As frightening and nerve-wracking scenes from that night surfaced online and in the papers, you couldn’t help but think, a little resigned, that were it not for the sheer number of people present, and were it not for the date, the issue of molestation and sexual assault might have gone entirely unnoticed.
And if this wasn’t enough, almost as soon the news broke, we had to suffer the resurgence of that dismissive hashtag – #NotAllMen. Mumbai journalist Sachin Kalbag has blasted this tendency in a series of tweets, (fondly called a rant). In them, he points out exactly what’s wrong in responding to gender-based violence with the reminder that “not all men are rapists and molestors.”
1/ What people (both women and men) need in times of distress is empathy. With #NotAllMen hashtag, men have conveniently run away from it.
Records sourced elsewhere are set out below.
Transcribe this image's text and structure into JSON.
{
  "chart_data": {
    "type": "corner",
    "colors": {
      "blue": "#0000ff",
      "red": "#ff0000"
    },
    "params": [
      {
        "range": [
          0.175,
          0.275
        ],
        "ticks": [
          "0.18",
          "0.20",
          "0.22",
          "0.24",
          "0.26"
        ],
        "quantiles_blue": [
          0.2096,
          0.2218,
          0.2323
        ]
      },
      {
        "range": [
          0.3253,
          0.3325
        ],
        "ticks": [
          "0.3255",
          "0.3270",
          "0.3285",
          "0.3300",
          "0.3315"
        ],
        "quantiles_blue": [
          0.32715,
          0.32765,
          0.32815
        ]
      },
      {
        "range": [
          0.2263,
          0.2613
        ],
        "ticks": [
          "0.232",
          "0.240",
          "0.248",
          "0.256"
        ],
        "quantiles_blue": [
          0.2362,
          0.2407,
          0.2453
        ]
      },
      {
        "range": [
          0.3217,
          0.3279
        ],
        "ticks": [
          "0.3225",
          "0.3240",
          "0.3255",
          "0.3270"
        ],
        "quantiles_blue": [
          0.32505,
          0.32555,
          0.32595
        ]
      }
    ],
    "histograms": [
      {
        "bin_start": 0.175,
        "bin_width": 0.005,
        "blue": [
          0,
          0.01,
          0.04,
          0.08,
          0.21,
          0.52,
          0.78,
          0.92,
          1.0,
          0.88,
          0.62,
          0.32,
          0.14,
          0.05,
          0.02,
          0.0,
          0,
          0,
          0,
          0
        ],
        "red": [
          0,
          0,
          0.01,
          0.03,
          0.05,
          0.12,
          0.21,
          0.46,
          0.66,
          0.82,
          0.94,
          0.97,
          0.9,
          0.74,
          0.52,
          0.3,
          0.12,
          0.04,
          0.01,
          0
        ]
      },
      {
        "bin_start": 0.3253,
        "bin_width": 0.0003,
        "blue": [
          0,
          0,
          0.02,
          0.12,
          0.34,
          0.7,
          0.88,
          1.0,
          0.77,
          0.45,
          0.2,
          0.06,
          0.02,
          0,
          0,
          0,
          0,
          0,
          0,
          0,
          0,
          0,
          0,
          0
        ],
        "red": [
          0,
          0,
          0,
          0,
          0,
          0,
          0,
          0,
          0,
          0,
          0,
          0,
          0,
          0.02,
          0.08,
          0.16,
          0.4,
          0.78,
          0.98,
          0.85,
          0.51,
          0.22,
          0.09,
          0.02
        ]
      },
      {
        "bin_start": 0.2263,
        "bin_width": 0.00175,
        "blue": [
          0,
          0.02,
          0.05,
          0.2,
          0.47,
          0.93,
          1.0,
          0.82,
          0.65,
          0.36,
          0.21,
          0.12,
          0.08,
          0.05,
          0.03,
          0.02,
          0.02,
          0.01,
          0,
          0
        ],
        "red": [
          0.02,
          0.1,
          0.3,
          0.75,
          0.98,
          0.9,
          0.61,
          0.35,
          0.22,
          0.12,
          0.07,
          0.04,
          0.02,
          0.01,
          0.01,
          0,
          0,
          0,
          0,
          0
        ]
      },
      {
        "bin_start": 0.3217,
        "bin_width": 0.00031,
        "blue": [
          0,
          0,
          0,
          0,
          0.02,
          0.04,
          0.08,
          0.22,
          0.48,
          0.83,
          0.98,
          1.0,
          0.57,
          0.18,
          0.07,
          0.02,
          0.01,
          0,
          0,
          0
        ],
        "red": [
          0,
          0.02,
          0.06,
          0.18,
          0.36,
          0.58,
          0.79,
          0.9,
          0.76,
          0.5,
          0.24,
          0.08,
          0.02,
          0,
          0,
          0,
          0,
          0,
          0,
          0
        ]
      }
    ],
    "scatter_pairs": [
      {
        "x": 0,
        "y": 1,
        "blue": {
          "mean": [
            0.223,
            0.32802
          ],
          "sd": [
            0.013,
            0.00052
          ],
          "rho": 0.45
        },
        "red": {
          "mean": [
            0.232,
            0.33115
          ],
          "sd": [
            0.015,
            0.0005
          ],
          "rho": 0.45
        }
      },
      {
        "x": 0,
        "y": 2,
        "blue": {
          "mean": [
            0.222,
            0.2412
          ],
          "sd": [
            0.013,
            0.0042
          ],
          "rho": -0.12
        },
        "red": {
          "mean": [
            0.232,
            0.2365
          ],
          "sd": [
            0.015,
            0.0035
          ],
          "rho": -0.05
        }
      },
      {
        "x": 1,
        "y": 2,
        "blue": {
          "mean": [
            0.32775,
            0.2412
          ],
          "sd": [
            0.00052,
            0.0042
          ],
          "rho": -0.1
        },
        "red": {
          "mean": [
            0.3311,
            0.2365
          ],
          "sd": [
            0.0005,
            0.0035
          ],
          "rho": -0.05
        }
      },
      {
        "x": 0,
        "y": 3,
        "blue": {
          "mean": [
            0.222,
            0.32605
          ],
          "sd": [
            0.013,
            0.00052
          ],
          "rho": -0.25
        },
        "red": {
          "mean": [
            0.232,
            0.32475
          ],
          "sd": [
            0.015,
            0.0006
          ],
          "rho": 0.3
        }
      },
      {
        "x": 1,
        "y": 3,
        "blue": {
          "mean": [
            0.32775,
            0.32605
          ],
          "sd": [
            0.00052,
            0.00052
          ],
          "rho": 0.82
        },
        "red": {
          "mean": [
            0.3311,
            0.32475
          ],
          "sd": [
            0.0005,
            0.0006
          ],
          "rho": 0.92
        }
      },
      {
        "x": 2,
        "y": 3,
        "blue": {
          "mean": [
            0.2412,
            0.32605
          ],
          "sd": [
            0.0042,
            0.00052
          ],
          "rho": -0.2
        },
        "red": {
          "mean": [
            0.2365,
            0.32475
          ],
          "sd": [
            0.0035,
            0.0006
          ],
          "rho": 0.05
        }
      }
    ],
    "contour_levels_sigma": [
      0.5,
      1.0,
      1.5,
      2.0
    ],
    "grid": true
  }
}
— Sachin Kalbag (@SachinKalbag) January 3, 2017
2/ The #NotAllMen hashtag aims to protect a few men’s perspective on gender, when women want acknowledgement of violence and swift justice.
— Sachin Kalbag (@SachinKalbag) January 3, 2017
3/ Of course women know that not all men rape and molest. They don’t need a hashtag for it. Men will possibly never understand this.
— Sachin Kalbag (@SachinKalbag) January 3, 2017
4/ Instead of #NotAllMen, perhaps an apt hashtag could have been #WeWontTolerate.
— Sachin Kalbag (@SachinKalbag) January 3, 2017
5/ Or better, teach your sons from an early age that women are people, like you. For that, adult men have to change first. Women, too.
— Sachin Kalbag (@SachinKalbag) January 3, 2017
6/ By putting the responsibility of decorum on women, society has skewed itself towards meaningless, dangerous patriarchy. Stop this now.
— Sachin Kalbag (@SachinKalbag) January 3, 2017
7/ Which is why you have people like the Karnataka minister or Abu Azmi spewing nonsense about “negative western influence”.
— Sachin Kalbag (@SachinKalbag) January 3, 2017
8/ Therefore, we need to not only silence these voices, we need to ensure they don’t rise again. That requires swift justice.
— Sachin Kalbag (@SachinKalbag) January 3, 2017
9/9 The strongest pillar of a just society is a fair criminal justice system. In its absence, no woman or man will feel safe on all 365 days
— Sachin Kalbag (@SachinKalbag) January 3, 2017
Feminists have been calling out this bullshit for years, but maybe Kalbag – a real live man – can actually get through to these #NotAllMen brigands.